Goro was one of the first of the new wave of bars and restaurants to emerge on Main Street, and Martinez has been one of the strongest advocates for the latest attempt to revitalize downtown's nightlife.
"We are honestly parting amicably," Martinez says. "I think that downtown is working. More people are moving down there. I’m very excited for (business partners) Brad (Moore) and Ryan (Rouse) and all the projects they have coming up. Those guys have really helped me."
"Because it’s such a small space and we built such a big bar, we want it to be a bar that impresses people with its food. We think it could certainly act more like a bar."
Moore echoes Martinez's sentiments, saying the move evolved naturally once Martinez returned to the food truck. "It’s not that big of a deal," Moore says. "I talked to him maybe once a week now. We’re still friends and everything, but I see him socially more than business-wise."
As for Goro, Moore is confident it's in good hands. "When Josh started doing the truck, (chef) JD (Woodward) and (bar manager) Alex (Gregg) took over the operations of the restaurant. That’s the way it’ll be," Moore explains. "Me and Ryan are trying to do the least work we possibly can," he adds with a laugh.
Martinez shares similar sentiments. "Alex Gregg is a great person and has a great talent. He is going to do great things with Goro and any other projects he has," Martinez predicts. "JD Woodward is a beast.

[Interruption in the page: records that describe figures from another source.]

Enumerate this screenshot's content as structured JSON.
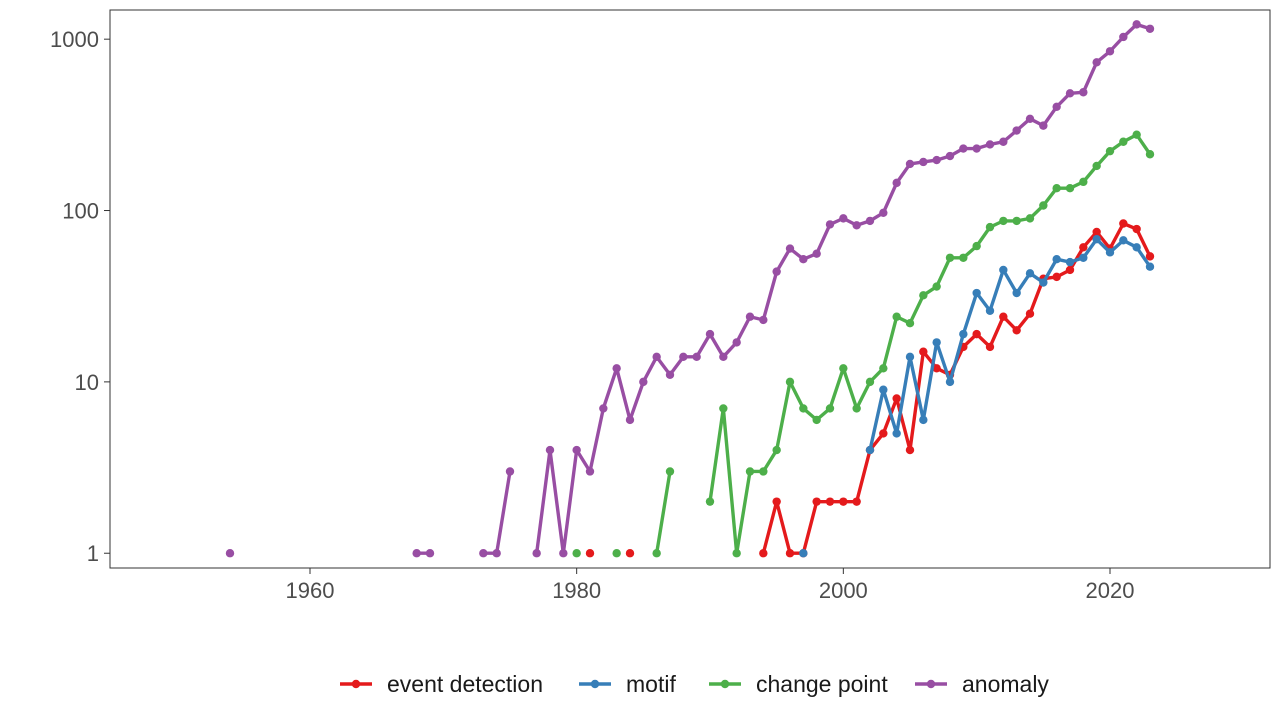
{
  "chart_data": {
    "type": "line",
    "title": "",
    "xlabel": "",
    "ylabel": "",
    "x_scale": "linear",
    "y_scale": "log10",
    "xlim": [
      1945,
      2032
    ],
    "ylim": [
      0.82,
      1480
    ],
    "x_ticks": [
      1960,
      1980,
      2000,
      2020
    ],
    "x_tick_labels": [
      "1960",
      "1980",
      "2000",
      "2020"
    ],
    "y_ticks": [
      1,
      10,
      100,
      1000
    ],
    "y_tick_labels": [
      "1",
      "10",
      "100",
      "1000"
    ],
    "grid": false,
    "legend_position": "bottom",
    "series": [
      {
        "name": "event detection",
        "color": "#E41A1C",
        "points": [
          [
            1981,
            1
          ],
          [
            1984,
            1
          ],
          [
            1994,
            1
          ],
          [
            1995,
            2
          ],
          [
            1996,
            1
          ],
          [
            1997,
            1
          ],
          [
            1998,
            2
          ],
          [
            1999,
            2
          ],
          [
            2000,
            2
          ],
          [
            2001,
            2
          ],
          [
            2002,
            4
          ],
          [
            2003,
            5
          ],
          [
            2004,
            8
          ],
          [
            2005,
            4
          ],
          [
            2006,
            15
          ],
          [
            2007,
            12
          ],
          [
            2008,
            11
          ],
          [
            2009,
            16
          ],
          [
            2010,
            19
          ],
          [
            2011,
            16
          ],
          [
            2012,
            24
          ],
          [
            2013,
            20
          ],
          [
            2014,
            25
          ],
          [
            2015,
            40
          ],
          [
            2016,
            41
          ],
          [
            2017,
            45
          ],
          [
            2018,
            61
          ],
          [
            2019,
            75
          ],
          [
            2020,
            60
          ],
          [
            2021,
            84
          ],
          [
            2022,
            78
          ],
          [
            2023,
            54
          ]
        ]
      },
      {
        "name": "motif",
        "color": "#377EB8",
        "points": [
          [
            1997,
            1
          ],
          [
            2002,
            4
          ],
          [
            2003,
            9
          ],
          [
            2004,
            5
          ],
          [
            2005,
            14
          ],
          [
            2006,
            6
          ],
          [
            2007,
            17
          ],
          [
            2008,
            10
          ],
          [
            2009,
            19
          ],
          [
            2010,
            33
          ],
          [
            2011,
            26
          ],
          [
            2012,
            45
          ],
          [
            2013,
            33
          ],
          [
            2014,
            43
          ],
          [
            2015,
            38
          ],
          [
            2016,
            52
          ],
          [
            2017,
            50
          ],
          [
            2018,
            53
          ],
          [
            2019,
            68
          ],
          [
            2020,
            57
          ],
          [
            2021,
            67
          ],
          [
            2022,
            61
          ],
          [
            2023,
            47
          ]
        ]
      },
      {
        "name": "change point",
        "color": "#4DAF4A",
        "points": [
          [
            1980,
            1
          ],
          [
            1983,
            1
          ],
          [
            1986,
            1
          ],
          [
            1987,
            3
          ],
          [
            1990,
            2
          ],
          [
            1991,
            7
          ],
          [
            1992,
            1
          ],
          [
            1993,
            3
          ],
          [
            1994,
            3
          ],
          [
            1995,
            4
          ],
          [
            1996,
            10
          ],
          [
            1997,
            7
          ],
          [
            1998,
            6
          ],
          [
            1999,
            7
          ],
          [
            2000,
            12
          ],
          [
            2001,
            7
          ],
          [
            2002,
            10
          ],
          [
            2003,
            12
          ],
          [
            2004,
            24
          ],
          [
            2005,
            22
          ],
          [
            2006,
            32
          ],
          [
            2007,
            36
          ],
          [
            2008,
            53
          ],
          [
            2009,
            53
          ],
          [
            2010,
            62
          ],
          [
            2011,
            80
          ],
          [
            2012,
            87
          ],
          [
            2013,
            87
          ],
          [
            2014,
            90
          ],
          [
            2015,
            107
          ],
          [
            2016,
            135
          ],
          [
            2017,
            135
          ],
          [
            2018,
            147
          ],
          [
            2019,
            182
          ],
          [
            2020,
            222
          ],
          [
            2021,
            252
          ],
          [
            2022,
            277
          ],
          [
            2023,
            213
          ]
        ]
      },
      {
        "name": "anomaly",
        "color": "#984EA3",
        "points": [
          [
            1954,
            1
          ],
          [
            1968,
            1
          ],
          [
            1969,
            1
          ],
          [
            1973,
            1
          ],
          [
            1974,
            1
          ],
          [
            1975,
            3
          ],
          [
            1977,
            1
          ],
          [
            1978,
            4
          ],
          [
            1979,
            1
          ],
          [
            1980,
            4
          ],
          [
            1981,
            3
          ],
          [
            1982,
            7
          ],
          [
            1983,
            12
          ],
          [
            1984,
            6
          ],
          [
            1985,
            10
          ],
          [
            1986,
            14
          ],
          [
            1987,
            11
          ],
          [
            1988,
            14
          ],
          [
            1989,
            14
          ],
          [
            1990,
            19
          ],
          [
            1991,
            14
          ],
          [
            1992,
            17
          ],
          [
            1993,
            24
          ],
          [
            1994,
            23
          ],
          [
            1995,
            44
          ],
          [
            1996,
            60
          ],
          [
            1997,
            52
          ],
          [
            1998,
            56
          ],
          [
            1999,
            83
          ],
          [
            2000,
            90
          ],
          [
            2001,
            82
          ],
          [
            2002,
            87
          ],
          [
            2003,
            97
          ],
          [
            2004,
            145
          ],
          [
            2005,
            187
          ],
          [
            2006,
            192
          ],
          [
            2007,
            197
          ],
          [
            2008,
            208
          ],
          [
            2009,
            230
          ],
          [
            2010,
            230
          ],
          [
            2011,
            243
          ],
          [
            2012,
            252
          ],
          [
            2013,
            293
          ],
          [
            2014,
            343
          ],
          [
            2015,
            313
          ],
          [
            2016,
            403
          ],
          [
            2017,
            483
          ],
          [
            2018,
            490
          ],
          [
            2019,
            733
          ],
          [
            2020,
            850
          ],
          [
            2021,
            1030
          ],
          [
            2022,
            1220
          ],
          [
            2023,
            1150
          ]
        ]
      }
    ]
  }
}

He took a food program that had its legs swept out from under it and was able to make something that anyone in Houston could be proud of."
Although both Moore and Martinez emphasize the amicable nature of the separation, some tension gets hinted at by examining Martinez's intentions for Goro versus how its evolved over its year-plus existence. When it opened, Martinez intended for Goro to be known for serving ramen that could compete with the best in the country, but the dish never came together under either Woodward or founding chef David Coffman.
In one sense, Chinatown restaurant Tiger Den's mix of ramen and grilled skewers has better filled Goro's original intentions in Houston's culinary landscape.
Under Woodward's leadership, Goro has evolved away from a pure restaurant and towards being a bar with great food, even earning a nod from Texas Monthly as one of 2013's best new bars. Moore says he's pleased with that status. "Because it’s such a small space and we built such a big bar, we want it to be a bar that impresses people with its food," Moore says. "We think it could certainly act more like a bar. If you think people are perceiving it as a bar, good, we’ll take it.
"Me and Ryan are bar people. This restaurant thing has been a roller coaster. Josh taught us how to run a restaurant."
Meanwhile, Martinez says he'll be concentrating on The Modular but has warm feelings about his time at Goro. "I’m grateful for the experience. I’m happy to see downtown thrive from where it was to where it is now, and its future. I’m happy to have had a part in doing that," he says.
"I get to focus on my own personal projects and The Modular. It’s got a lot of places it will be in the next year, multiple festivals. In and out of Houston."